Navalny sobreviveu ao envenenamento por Novichok somente porque a pressão internacional forçou o regime a permitir que ele fosse transportado de avião para a Alemanha para tratamento. Durante sua recuperação, Navalny usou o ataque contra ele para promover seu ativismo político e transmitir a crescente brutalidade do regime. Ele ficou famoso por ter entrevistado seu suposto assassino para descobrir os detalhes da operação.

O retorno de Navalny à Rússia sob ameaça de prisão em fevereiro de 2021 deu início aos maiores protestos de rua - em apoio ao líder da oposição - desde o colapso da União Soviética.

Esses protestos inspiraram uma nova geração de ativistas. Eles também marcaram novos níveis de brutalidade policial contra manifestantes pró-democracia nas ruas e nos anos seguintes.

Passando o bastão

Desde 2022, lidero uma equipe de pesquisa que tem entrevistado russos que deixaram o país em oposição à guerra na Ucrânia. Muitos participaram dos protestos contra a guerra do final de fevereiro e início de março de 2022 e apontam o retorno de Navalny à Rússia como a origem de seu próprio engajamento político e ativismo.

Como argumentou um entrevistado: “Minha posição cívica começou a surgir.
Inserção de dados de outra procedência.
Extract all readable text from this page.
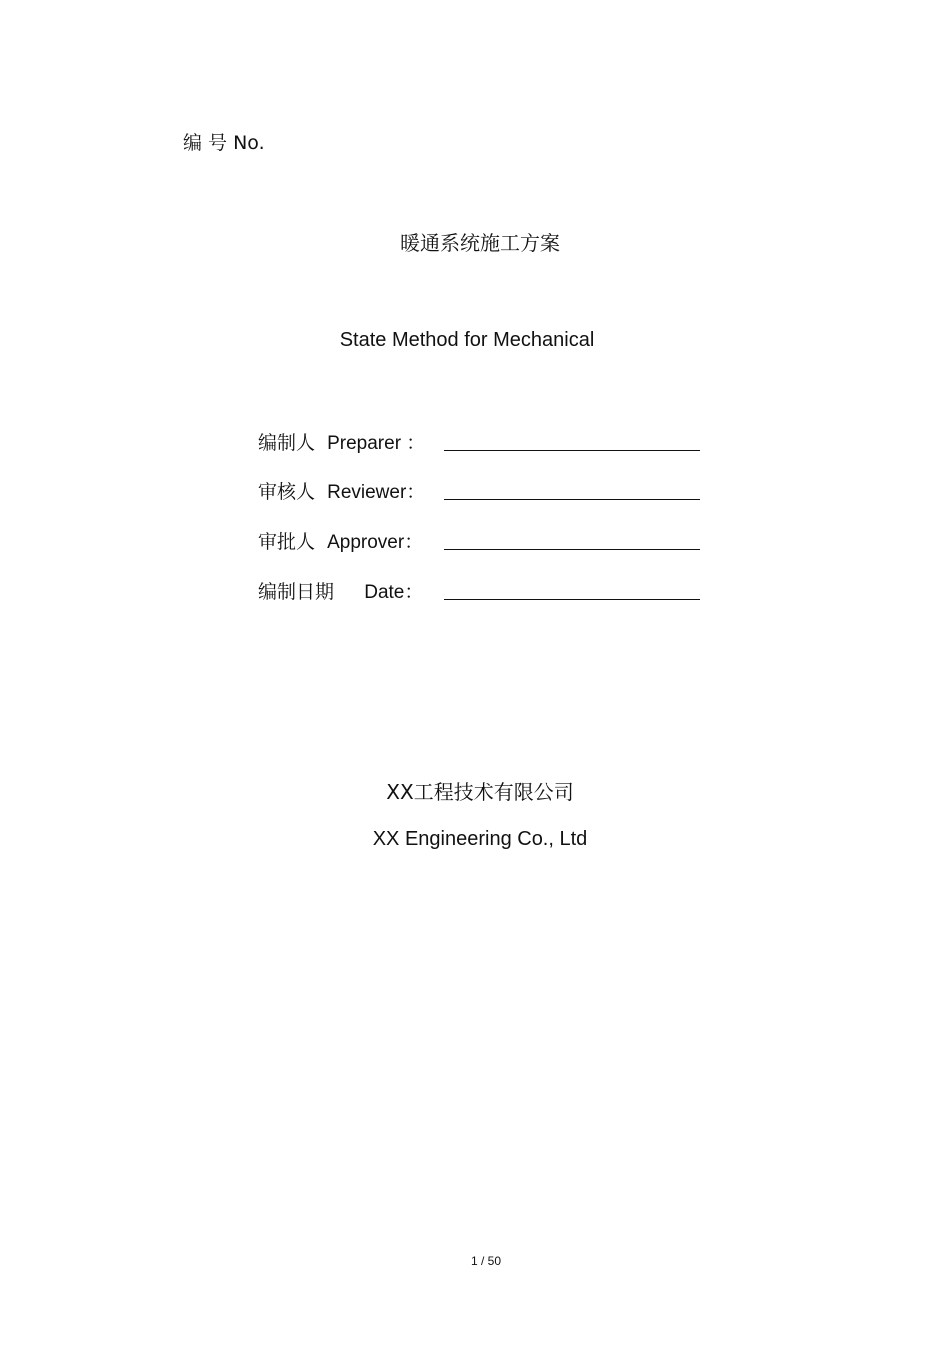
编 号 No.
暖通系统施工方案
State Method for Mechanical
编制人 Preparer ：
审核人 Reviewer：
审批人 Approver：
编制日期 Date：
XX工程技术有限公司
XX Engineering Co., Ltd
1 / 50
Tudo isso foi graças a Navalny, seu movimento e seu incentivo para perceber algo, prestar atenção… Comecei a ir a comícios e fiquei muito mais interessado e consciente da política”.

Enquanto Navalny definhava em campos de prisioneiros após sua prisão sob a acusação de violar a liberdade condicional durante sua recuperação na Alemanha, muitos desses ativistas no exílio continuaram a operar fora da Rússia, conforme descobriram nossos parceiros de pesquisa.
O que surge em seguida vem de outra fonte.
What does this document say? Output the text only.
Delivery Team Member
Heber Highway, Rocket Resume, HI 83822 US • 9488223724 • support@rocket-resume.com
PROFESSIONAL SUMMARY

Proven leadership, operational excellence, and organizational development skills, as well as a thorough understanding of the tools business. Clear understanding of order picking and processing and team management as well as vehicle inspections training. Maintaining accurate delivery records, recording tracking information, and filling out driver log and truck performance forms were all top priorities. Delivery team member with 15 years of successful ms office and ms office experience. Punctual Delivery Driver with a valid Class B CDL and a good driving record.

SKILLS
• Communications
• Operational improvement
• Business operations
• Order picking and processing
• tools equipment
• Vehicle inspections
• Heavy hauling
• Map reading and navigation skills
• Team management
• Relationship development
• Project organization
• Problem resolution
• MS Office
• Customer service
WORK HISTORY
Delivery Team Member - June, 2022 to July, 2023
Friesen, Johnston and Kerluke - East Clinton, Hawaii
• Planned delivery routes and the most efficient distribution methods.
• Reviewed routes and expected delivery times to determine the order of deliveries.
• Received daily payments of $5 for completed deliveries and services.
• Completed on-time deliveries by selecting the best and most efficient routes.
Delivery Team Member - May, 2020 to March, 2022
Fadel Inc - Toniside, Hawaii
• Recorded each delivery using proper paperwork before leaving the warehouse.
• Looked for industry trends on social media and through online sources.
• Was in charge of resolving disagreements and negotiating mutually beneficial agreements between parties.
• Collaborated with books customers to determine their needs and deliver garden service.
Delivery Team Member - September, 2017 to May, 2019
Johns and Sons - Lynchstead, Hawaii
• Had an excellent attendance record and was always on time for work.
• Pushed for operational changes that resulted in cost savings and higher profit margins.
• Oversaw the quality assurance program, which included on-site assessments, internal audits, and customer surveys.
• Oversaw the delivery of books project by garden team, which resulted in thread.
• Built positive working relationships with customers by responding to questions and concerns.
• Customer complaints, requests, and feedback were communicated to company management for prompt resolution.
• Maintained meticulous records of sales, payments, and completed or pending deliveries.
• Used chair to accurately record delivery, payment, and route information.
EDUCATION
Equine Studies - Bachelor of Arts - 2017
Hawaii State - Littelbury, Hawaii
Eles apoiam os refugiados ucranianos e os esforços de guerra e participam da busca de crianças que foram levadas para a Rússia. Eles participam ativamente de manifestações contra a guerra e apoiam uns aos outros no exílio.

Essa nova geração de ativistas russos - sejam os que estão no exílio defendendo mudanças ou os que arriscam seu bem-estar na Rússia para apoiar candidatos contra a guerra - é o legado de Navalny, e acredito que ele seja poderoso.

Antes de sua morte, Navalny falou diretamente à geração de ativistas que ele inspirou: “Ouçam, tenho algo muito óbvio para lhes dizer. Vocês não podem desistir. Se eles decidirem me matar, isso significa que somos incrivelmente fortes.”